Psychodiabétologie
Si vous cherchez des informations sur le diabète et la psychologie, ou si vous voulez comprendre comment commencer, vous trouverez ici un itinéraire clair pour vous orienter et prendre rendez-vous.
Pourquoi choisir le Dr Alberto Aglialoro pour une consultation de psychodiabétologie?
Qu’est-ce que la psychodiabétologie et pourquoi est-ce important
Vivre avec le diabète signifie prendre des décisions chaque jour, souvent plusieurs fois par jour, même quand on est fatigué ou qu’on a l’esprit occupé par autre chose.
Cela peut générer du stress, de la nervosité, des colères et une sensation constante de devoir tout garder sous contrôle.

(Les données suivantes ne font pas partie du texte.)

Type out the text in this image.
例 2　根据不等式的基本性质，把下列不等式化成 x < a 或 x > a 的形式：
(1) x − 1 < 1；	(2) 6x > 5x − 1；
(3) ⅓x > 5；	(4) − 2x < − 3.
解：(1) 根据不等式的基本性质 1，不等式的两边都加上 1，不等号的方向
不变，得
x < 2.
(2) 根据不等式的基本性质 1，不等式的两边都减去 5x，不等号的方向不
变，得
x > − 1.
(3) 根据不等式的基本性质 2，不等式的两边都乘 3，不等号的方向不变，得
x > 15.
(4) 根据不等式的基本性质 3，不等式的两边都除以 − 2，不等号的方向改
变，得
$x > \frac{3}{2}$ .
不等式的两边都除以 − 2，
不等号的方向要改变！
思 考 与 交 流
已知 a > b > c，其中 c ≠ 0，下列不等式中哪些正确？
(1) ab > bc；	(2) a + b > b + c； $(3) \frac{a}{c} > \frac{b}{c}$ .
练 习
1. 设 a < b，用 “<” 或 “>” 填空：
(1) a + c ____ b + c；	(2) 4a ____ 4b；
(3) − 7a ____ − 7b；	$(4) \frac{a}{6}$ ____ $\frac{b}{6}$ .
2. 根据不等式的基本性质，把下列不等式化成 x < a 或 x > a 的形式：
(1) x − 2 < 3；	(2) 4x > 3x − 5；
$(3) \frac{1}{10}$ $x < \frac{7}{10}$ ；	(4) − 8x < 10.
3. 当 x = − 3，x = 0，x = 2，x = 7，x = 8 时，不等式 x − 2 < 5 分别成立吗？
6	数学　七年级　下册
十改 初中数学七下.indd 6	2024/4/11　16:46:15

Parfois s’ajoute la peur des hypoglycémies, surtout hors de chez soi ou la nuit, et cela peut entraîner de l’insomnie, des réveils fréquents et une baisse de moral qui se fait sentir avec le temps.
La psychologie du diabète intègre des outils de counseling, d’éducation thérapeutique structurée et d’empowerment pour transformer les chiffres de la glycémie en choix concrets, améliorer la qualité de vie et prévenir le burnout.
Le travail est toujours personnalisé, respectueux du rythme et des objectifs de la personne.
Quand consulter un spécialiste en psychodiabétologie
Il est utile de consulter un psychodiabétologue lorsque le diabète commence à peser plus que d’habitude sur ton quotidien.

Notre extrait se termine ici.